The Club, Kasım Ayında Sezona Merhaba Dedi (11/26/2012)
Bu sezon The Club'taki en heyecan verici gelişme, Adahan Otel'in 150 yıllık şarap mahzenini tiyatroya dönüştürmüş olması. Yeni sezonda seyircilerle buluşacak The Club Mahzen, The Club'ın ilk mobil projesi olma özelliğini taşıyor. The Club Mahzen kasım ayıyla birlikte kapılarını açtı.
"The Club Sinema" ve "The Club Sahne" olarak projelerini iki koldan yürüten The Club, geçtiğimiz sezondaki oyunlarını "The Club Yayın" adı altında kitaplaştırarak tiyatro takipçilerine geçmiş oyunlara ulaşma olanağı sağlıyor.
İSTANBUL adlı disiplinler arası bir proje gerçekleştiriyor. Sinema tiyatro, müzik, dans, resim, edebiyat ve şiir alanında eserler veren sanatçılar bir araya geliyor. İstanbul projesinin teması ise "Dönüşen İstanbul". 2012-2013 sezonu içerisinde sosyologların, mimarların, sanatçıların ve gazetecilerin katılımıyla "Dönüşen İstanbul" temalı paneller düzenlenecektir.

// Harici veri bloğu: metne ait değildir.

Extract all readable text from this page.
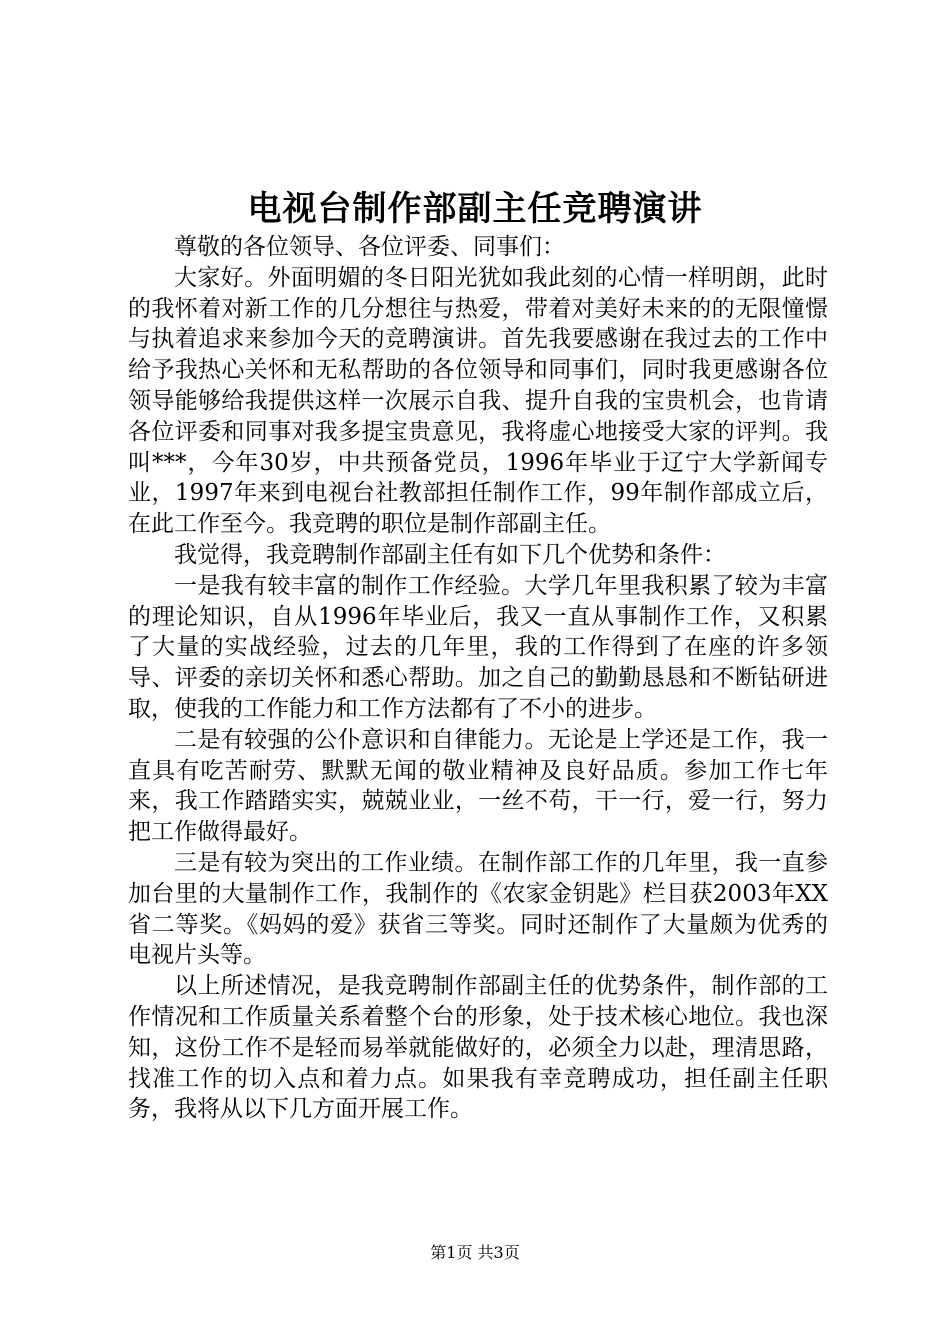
电视台制作部副主任竞聘演讲

尊敬的各位领导、各位评委、同事们：

大家好。外面明媚的冬日阳光犹如我此刻的心情一样明朗，此时的我怀着对新工作的几分想往与热爱，带着对美好未来的的无限憧憬与执着追求来参加今天的竞聘演讲。首先我要感谢在我过去的工作中给予我热心关怀和无私帮助的各位领导和同事们，同时我更感谢各位领导能够给我提供这样一次展示自我、提升自我的宝贵机会，也肯请各位评委和同事对我多提宝贵意见，我将虚心地接受大家的评判。我叫***，今年30岁，中共预备党员，1996年毕业于辽宁大学新闻专业，1997年来到电视台社教部担任制作工作，99年制作部成立后，在此工作至今。我竞聘的职位是制作部副主任。

我觉得，我竞聘制作部副主任有如下几个优势和条件：

一是我有较丰富的制作工作经验。大学几年里我积累了较为丰富的理论知识，自从1996年毕业后，我又一直从事制作工作，又积累了大量的实战经验，过去的几年里，我的工作得到了在座的许多领导、评委的亲切关怀和悉心帮助。加之自己的勤勤恳恳和不断钻研进取，使我的工作能力和工作方法都有了不小的进步。

二是有较强的公仆意识和自律能力。无论是上学还是工作，我一直具有吃苦耐劳、默默无闻的敬业精神及良好品质。参加工作七年来，我工作踏踏实实，兢兢业业，一丝不苟，干一行，爱一行，努力把工作做得最好。

三是有较为突出的工作业绩。在制作部工作的几年里，我一直参加台里的大量制作工作，我制作的《农家金钥匙》栏目获2003年XX省二等奖。《妈妈的爱》获省三等奖。同时还制作了大量颇为优秀的电视片头等。

以上所述情况，是我竞聘制作部副主任的优势条件，制作部的工作情况和工作质量关系着整个台的形象，处于技术核心地位。我也深知，这份工作不是轻而易举就能做好的，必须全力以赴，理清思路，找准工作的切入点和着力点。如果我有幸竞聘成功，担任副主任职务，我将从以下几方面开展工作。

第1页 共3页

Bunlara ek olarak The Club Sinema olarak Baks Bani isimli uzun metrajlı sinema filmi gösterimi ve yine The Club'ın belgesel projesi Normal/ a-Normal belgeseli de seyirciyle buluşacak.
Geçtiğimiz sezondan Pınar Göktaş'ın yazıp yönettiği Mayıs ayında prömiyer yapan fiziksel tiyatro projesi OFİS devam edecek.
Yeni sezonda Cihan Sağlam'ın yazıp yöneteceği UZUN ZAMAN ÖNCE, TURİST, DOMİNO ve ANNEMİ PARÇALAMAK İSTİYORUM adlı oyunlar sırasıyla gösterime girecek.
The Club Mahzen’e yeni sezon heyecanını paylaşmaya sizleri de bekliyoruz.
The Club tüm oyunlarında İstanbul'u konu alıyor. Birbirinin içine geçmiş birbirine bağlı dört oyun. Oyunların bir diğer özelliği de canlı performansların yanı sıra bazı bölümlerinin film olarak seyirciye sunulacak olması. The Club sinema alanında yaşadığı deneyimleri sahneye uyarlayarak seyirciye farklı bir deneyim yaşatıyor.
2012 - 2013 Tiyatro Sezonu Projelerimiz
Uzun Zaman Önce
Güç ve otoriteye baba oğul ekseninden bir bakış. İçselleştirilmiş iktidara bir başkaldırı. İngiliz Konsolosluğu saldırısında dağılan bir aile ve bunun üzerine kurulan "göz kamaştırıcı" bir kariyer. Aynı hikayeye sıkışmış dört yabancı.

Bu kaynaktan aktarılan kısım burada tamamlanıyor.